Visits with grandparents. Trips to the ocean. Worry-free get-togethers with family and friends. Those are just a few of the things Lisa, her husband, Jason, and their two boys have missed during the COVID-19 pandemic. But vacations and spending time with their loved ones can finally return to the family’s calendar once Lisa can get the last member of her family a COVID-19 vaccine — her 8-year-old son Sam. After the Food and Drug Administration (FDA) and Centers for Disease Control and Prevention (CDC) authorized Pfizer’s vaccine for kids ages 5-11, Lisa planned to get Sam scheduled for his vaccine “immediately.”
Keeping Sam safe
Sam is a survivor of acute lymphoblastic leukemia (ALL). He finished treatment at Children’s Minnesota in January 2019. Because he battled ALL and went through treatment, Sam was more likely to get seriously sick if he got COVID. Adding extra worry for the family was the fact that Jason only has one lung after having the other removed because of a tumor. To keep everybody safe, the family has had to keep their social interactions very limited.
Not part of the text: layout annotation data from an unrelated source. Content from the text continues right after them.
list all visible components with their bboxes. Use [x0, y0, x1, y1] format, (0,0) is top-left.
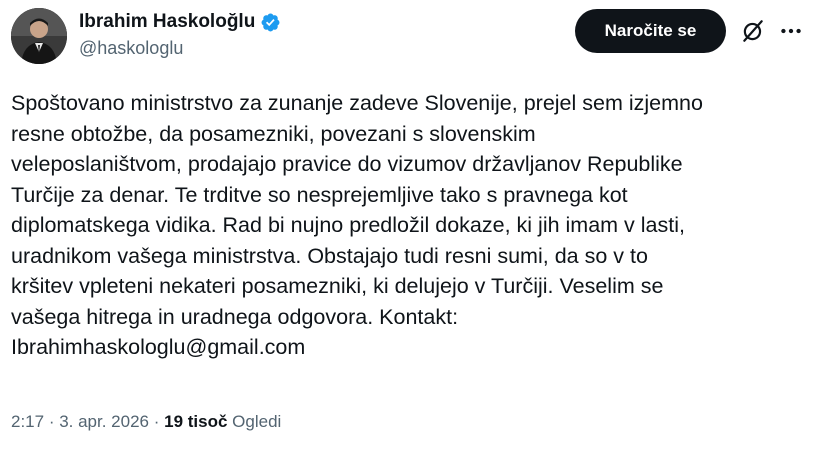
- views-label: Ogledi: [232, 412, 282, 431]
- tweet-date: 3. apr. 2026: [59, 412, 150, 431]
- verified-badge-icon[interactable]: [260, 12, 281, 33]
- meta-separator: ·: [44, 412, 60, 431]
- author-handle[interactable]: @haskologlu: [79, 37, 183, 59]
- author-display-name[interactable]: Ibrahim Haskoloğlu: [79, 11, 255, 33]
- tweet-text-line: Ibrahimhaskologlu@gmail.com: [11, 335, 306, 359]
- tweet-meta: 2:17 · 3. apr. 2026 · 19 tisoč Ogledi: [11, 410, 281, 434]
- tweet-text-line: kršitev vpleteni nekateri posamezniki, k…: [11, 274, 664, 298]
- meta-separator: ·: [149, 412, 165, 431]
- tweet-time: 2:17: [11, 412, 45, 431]
- tweet-text-line: vašega hitrega in uradnega odgovora. Kon…: [11, 304, 459, 329]
- author-name-row: Ibrahim Haskoloğlu: [79, 11, 281, 33]
- more-dots-icon[interactable]: [778, 20, 804, 42]
- avatar[interactable]: [11, 8, 67, 64]
- grok-icon[interactable]: [740, 18, 766, 44]
- views-count[interactable]: 19 tisoč: [164, 412, 227, 431]
- follow-button[interactable]: Naročite se: [575, 9, 726, 53]
- avatar-photo: [11, 8, 67, 64]
- tweet-text-line: Turčije za denar. Te trditve so nespreje…: [11, 182, 628, 207]
- tweet-text-line: diplomatskega vidika. Rad bi nujno predl…: [11, 213, 685, 237]
- tweet-text-line: uradnikom vašega ministrstva. Obstajajo …: [11, 243, 648, 268]
- tweet-text-line: veleposlaništvom, prodajajo pravice do v…: [11, 152, 683, 176]
- tweet-text: Spoštovano ministrstvo za zunanje zadeve…: [11, 88, 823, 363]
- tweet-text-line: Spoštovano ministrstvo za zunanje zadeve…: [11, 91, 703, 115]
- tweet-time-link[interactable]: 2:17 · 3. apr. 2026: [11, 412, 149, 431]
- tweet-text-line: resne obtožbe, da posamezniki, povezani …: [11, 121, 536, 146]
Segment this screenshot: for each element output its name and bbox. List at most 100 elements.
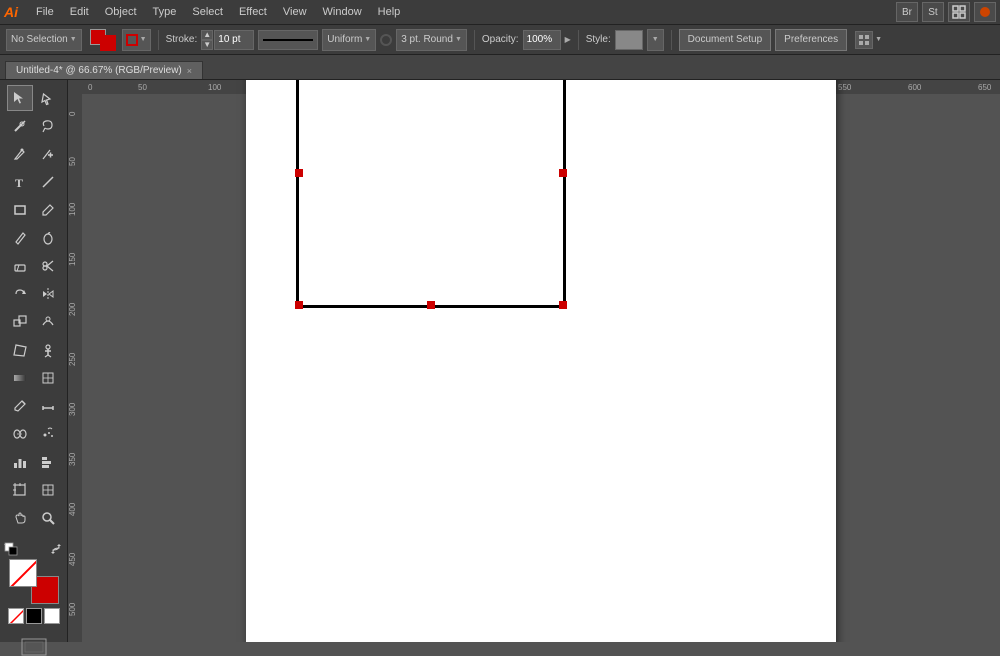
stroke-uniform-chevron: ▼	[364, 36, 371, 43]
fill-stroke-indicator[interactable]	[88, 27, 116, 53]
selected-rectangle[interactable]	[296, 80, 566, 308]
stroke-down-btn[interactable]: ▼	[201, 40, 213, 50]
menu-help[interactable]: Help	[370, 4, 409, 20]
opacity-arrow-btn[interactable]: ▶	[565, 35, 571, 44]
blend-tool[interactable]	[7, 421, 33, 447]
hand-tool[interactable]	[7, 505, 33, 531]
stroke-round-dropdown[interactable]: 3 pt. Round ▼	[396, 29, 467, 51]
menu-edit[interactable]: Edit	[62, 4, 97, 20]
paintbrush-tool[interactable]	[35, 197, 61, 223]
preferences-button[interactable]: Preferences	[775, 29, 847, 51]
svg-text:T: T	[15, 176, 23, 190]
black-swatch[interactable]	[26, 608, 42, 624]
zoom-tool[interactable]	[35, 505, 61, 531]
type-tool[interactable]: T	[7, 169, 33, 195]
stroke-uniform-dropdown[interactable]: Uniform ▼	[322, 29, 376, 51]
gradient-tool[interactable]	[7, 365, 33, 391]
document-tab[interactable]: Untitled-4* @ 66.67% (RGB/Preview) ×	[5, 61, 203, 79]
fill-color-swatch[interactable]	[9, 559, 37, 587]
style-label: Style:	[586, 34, 611, 45]
scissors-tool[interactable]	[35, 253, 61, 279]
stroke-round-icon	[380, 34, 392, 46]
handle-bottom-left[interactable]	[295, 301, 303, 309]
none-swatch[interactable]	[8, 608, 24, 624]
selection-tool[interactable]	[7, 85, 33, 111]
mesh-tool[interactable]	[35, 365, 61, 391]
color-reset-area	[4, 542, 63, 556]
menu-effect[interactable]: Effect	[231, 4, 275, 20]
opacity-input[interactable]	[523, 30, 561, 50]
reflect-tool[interactable]	[35, 281, 61, 307]
svg-text:150: 150	[68, 252, 77, 266]
measure-tool[interactable]	[35, 393, 61, 419]
stroke-up-btn[interactable]: ▲	[201, 30, 213, 40]
arrange-icon[interactable]	[855, 31, 873, 49]
main-area: T	[0, 80, 1000, 642]
add-anchor-tool[interactable]	[35, 141, 61, 167]
reshape-tool[interactable]	[35, 309, 61, 335]
change-screen-mode[interactable]	[0, 638, 67, 656]
eyedropper-tool[interactable]	[7, 393, 33, 419]
svg-text:450: 450	[68, 552, 77, 566]
stroke-type-dropdown[interactable]: ▼	[122, 29, 151, 51]
style-dropdown[interactable]: ▼	[647, 29, 664, 51]
st-icon[interactable]: St	[922, 2, 944, 22]
menu-select[interactable]: Select	[184, 4, 231, 20]
blob-brush-tool[interactable]	[35, 225, 61, 251]
bar-chart-tool[interactable]	[35, 449, 61, 475]
scale-tool[interactable]	[7, 309, 33, 335]
free-distort-tool[interactable]	[7, 337, 33, 363]
puppet-warp-tool[interactable]	[35, 337, 61, 363]
rectangle-tool[interactable]	[7, 197, 33, 223]
document-setup-button[interactable]: Document Setup	[679, 29, 772, 51]
flame-icon[interactable]	[974, 2, 996, 22]
grid-icon[interactable]	[948, 2, 970, 22]
color-swatches-area	[0, 538, 67, 628]
direct-selection-tool[interactable]	[35, 85, 61, 111]
menu-file[interactable]: File	[28, 4, 62, 20]
br-icon[interactable]: Br	[896, 2, 918, 22]
stroke-line-style[interactable]	[258, 30, 318, 50]
selection-dropdown[interactable]: No Selection ▼	[6, 29, 82, 51]
arrange-icons: ▼	[855, 31, 882, 49]
handle-bottom-right[interactable]	[559, 301, 567, 309]
default-colors-icon[interactable]	[4, 542, 18, 556]
menu-view[interactable]: View	[275, 4, 315, 20]
tool-row-16	[0, 505, 67, 531]
tool-row-4: T	[0, 169, 67, 195]
stroke-round-group	[380, 34, 392, 46]
stroke-input[interactable]	[214, 30, 254, 50]
white-swatch[interactable]	[44, 608, 60, 624]
menu-window[interactable]: Window	[315, 4, 370, 20]
eraser-tool[interactable]	[7, 253, 33, 279]
arrange-chevron[interactable]: ▼	[875, 36, 882, 43]
symbol-spray-tool[interactable]	[35, 421, 61, 447]
handle-bottom-mid[interactable]	[427, 301, 435, 309]
style-preview[interactable]	[615, 30, 643, 50]
line-tool[interactable]	[35, 169, 61, 195]
magic-wand-tool[interactable]	[7, 113, 33, 139]
artboard-tool[interactable]	[7, 477, 33, 503]
tool-row-1	[0, 85, 67, 111]
menu-right-icons: Br St	[896, 2, 996, 22]
rotate-tool[interactable]	[7, 281, 33, 307]
slice-tool[interactable]	[35, 477, 61, 503]
tab-close-btn[interactable]: ×	[187, 66, 192, 76]
menu-type[interactable]: Type	[145, 4, 185, 20]
artboard	[246, 80, 836, 642]
tools-panel: T	[0, 80, 68, 642]
svg-text:0: 0	[88, 83, 93, 92]
svg-text:100: 100	[208, 83, 222, 92]
lasso-tool[interactable]	[35, 113, 61, 139]
swap-colors-icon[interactable]	[49, 542, 63, 556]
handle-mid-right[interactable]	[559, 169, 567, 177]
pencil-tool[interactable]	[7, 225, 33, 251]
pen-tool[interactable]	[7, 141, 33, 167]
menu-object[interactable]: Object	[97, 4, 145, 20]
column-chart-tool[interactable]	[7, 449, 33, 475]
app-logo: Ai	[4, 4, 18, 20]
svg-text:350: 350	[68, 452, 77, 466]
stroke-round-chevron: ▼	[455, 36, 462, 43]
handle-mid-left[interactable]	[295, 169, 303, 177]
tool-row-15	[0, 477, 67, 503]
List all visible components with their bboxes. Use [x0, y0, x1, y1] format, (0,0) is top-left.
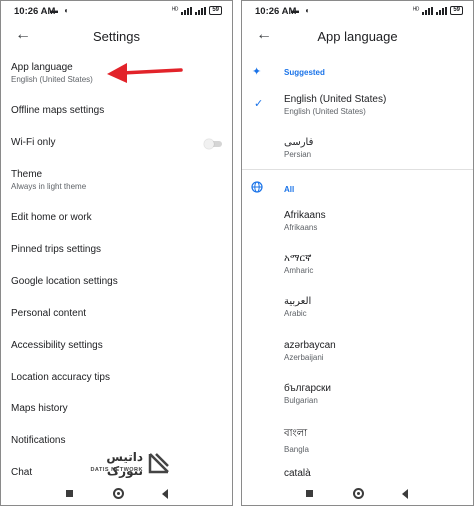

“We were isolated from grandparents who are big part of our lives, especially during Sam’s treatment. That was definitely hard on the kids,” remembered Lisa.
Like other kids, Sam and his brother were in distance learning for much of the pandemic – away from friends and other classmates.
Waiting for Sam’s turn
Lisa and Jason received the COVID-19 vaccine as soon as it was available. Their 12-year-old son, Silas, was vaccinated once the 12- to 15-year-old age group was eligible. The family has anxiously waited for Sam’s turn once the FDA and CDC both authorized the shot for kids ages 5-11.
“It’s a lot about freedom and not worrying if it’s safe to be with friends and family again that are outside our pod of people,” said Lisa.
One thing the family is really looking forward to is vacationing by the ocean. The last trip was Sam’s Make-A-Wish trip to Florida after he finished treatment for ALL. “We’ve always meant to get back and haven’t been able to do it yet.”
The COVID vaccination can come with some temporary side effects, like arm soreness, fatigue and headache. Side effects usually occur 1-2 days after the vaccination and are considered a sign that a child’s immune system is working. Lisa accepts that Sam may experience some mild-to-moderate side effects, but that’s not causing her to hesitate.
“Once you see your child go through chemotherapy and have that save his life, a vaccine is really nothing to worry about too much,” said Lisa.
The family plans to get Sam vaccinated as soon as possible. They have been waiting a long time to get back to the things they enjoy. When Sam was in treatment, Lisa says they couldn’t really do much since his immune system was weakened and he was more susceptible to getting seriously sick. Then the pandemic started.
“We just want to see all of our family and friends without having to worry about how safe it is to see them. The COVID vaccine and getting Sam vaccinated takes away most of that worry.”